Mechanisms of stationary phase mutation: a decade of adaptive
mutation. Annual Review of Genetics 33, 57-88.
Hall,
B. G. (1982a). Evolution of a regulated operon in the laboratory.
Genetics 101, 335-344.
Hall, B. G. (1982b). Evolution
on a Petri dish: The evolved ? ß-galactosidase system as a model for
studying acquisitive evolution in the laboratory. In Evolutionary
Biology. (M. K. Hecht, B. Wallace, and G. T. Prance, Eds.) pp.
85-150. (Plenum Press: New York.)
Hall, B. G. (1997). On the
specificity of adaptive mutations. Genetics 145, 39-44.

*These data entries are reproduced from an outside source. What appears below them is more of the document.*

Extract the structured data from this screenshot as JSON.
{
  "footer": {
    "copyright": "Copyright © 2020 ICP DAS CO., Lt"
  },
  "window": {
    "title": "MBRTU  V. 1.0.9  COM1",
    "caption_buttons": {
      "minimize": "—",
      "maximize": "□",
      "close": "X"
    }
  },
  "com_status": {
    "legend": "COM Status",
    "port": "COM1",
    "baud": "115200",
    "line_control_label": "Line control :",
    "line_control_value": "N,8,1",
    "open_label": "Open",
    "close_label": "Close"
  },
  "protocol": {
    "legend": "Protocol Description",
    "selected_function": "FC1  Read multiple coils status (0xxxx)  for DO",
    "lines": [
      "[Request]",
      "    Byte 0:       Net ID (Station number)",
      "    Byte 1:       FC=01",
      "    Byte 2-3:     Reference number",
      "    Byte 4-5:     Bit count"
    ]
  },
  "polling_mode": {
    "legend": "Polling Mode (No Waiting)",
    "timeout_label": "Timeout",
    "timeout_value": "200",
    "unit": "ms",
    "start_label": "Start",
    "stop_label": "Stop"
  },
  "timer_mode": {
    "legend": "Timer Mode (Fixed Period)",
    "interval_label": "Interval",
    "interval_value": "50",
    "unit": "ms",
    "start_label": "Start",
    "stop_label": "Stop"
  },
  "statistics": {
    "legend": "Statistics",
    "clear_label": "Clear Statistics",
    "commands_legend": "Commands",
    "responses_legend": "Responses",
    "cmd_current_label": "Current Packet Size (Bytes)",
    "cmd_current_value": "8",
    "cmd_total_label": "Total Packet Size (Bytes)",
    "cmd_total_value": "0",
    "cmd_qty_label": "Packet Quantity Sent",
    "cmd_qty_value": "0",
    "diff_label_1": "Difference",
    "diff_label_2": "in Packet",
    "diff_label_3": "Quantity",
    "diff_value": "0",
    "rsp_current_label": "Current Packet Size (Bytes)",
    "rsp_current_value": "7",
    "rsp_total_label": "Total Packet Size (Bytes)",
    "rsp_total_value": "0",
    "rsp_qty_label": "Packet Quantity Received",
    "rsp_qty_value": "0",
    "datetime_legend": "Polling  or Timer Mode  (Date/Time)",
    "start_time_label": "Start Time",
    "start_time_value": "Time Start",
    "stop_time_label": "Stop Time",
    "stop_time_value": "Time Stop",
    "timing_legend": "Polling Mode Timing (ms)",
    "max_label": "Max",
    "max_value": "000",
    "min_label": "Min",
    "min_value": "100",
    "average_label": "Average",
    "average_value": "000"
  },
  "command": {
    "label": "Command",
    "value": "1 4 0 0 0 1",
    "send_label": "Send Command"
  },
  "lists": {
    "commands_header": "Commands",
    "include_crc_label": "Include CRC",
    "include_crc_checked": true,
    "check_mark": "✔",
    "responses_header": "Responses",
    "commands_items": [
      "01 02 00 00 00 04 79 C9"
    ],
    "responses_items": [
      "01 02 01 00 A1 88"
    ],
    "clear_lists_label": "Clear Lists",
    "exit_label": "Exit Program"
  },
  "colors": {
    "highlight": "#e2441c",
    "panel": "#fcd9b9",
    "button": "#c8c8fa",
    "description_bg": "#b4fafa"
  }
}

Hall, B. G. (1998). Adaptive mutagenesis: a process that
generates almost exclusively beneficial mutations. Genetics
102-103, 109-125.
Hall, B. G. (1999). Experimental evolution
of ebg enzyme provides clues about the evolution of catalysis
and to evolutionary potential. FEMS Microbiology Letters 174,
1-8.
McFadden, J. and Al Khalili, J. (1999). A quantum
mechanical model of adaptive mutation. Biosystems 50,
203-211.
Miller, K. R. (1999). Finding Darwin’s God: a
scientist’s search for common ground between God and evolution.
(Cliff Street Books: New York.)
Shapiro, J. A. (1997).
Genome organization, natural genetic engineering and adaptive
mutation. Trends in Genetics 13, 98-104.
Endnote
1. Miller’s prose is often
exaggerated and sometimes borders on the bombastic. Perhaps he uses
such a relentlessly emphatic style in the hope of overwhelming
readers through the sheer force of his words. Perhaps he just has a
much-larger-than-average share of self-confidence. Fortunately, in
this section on the “acid test,” experiments exist to show that his
prose is bluster. Let me be blunt—Miller always writes (or speaks)
with the utmost confidence, even when experiments show him to be
quite wrong. I would caution readers of his work not to be swayed by
his tone, whose confidence never wavers even when the evidence does.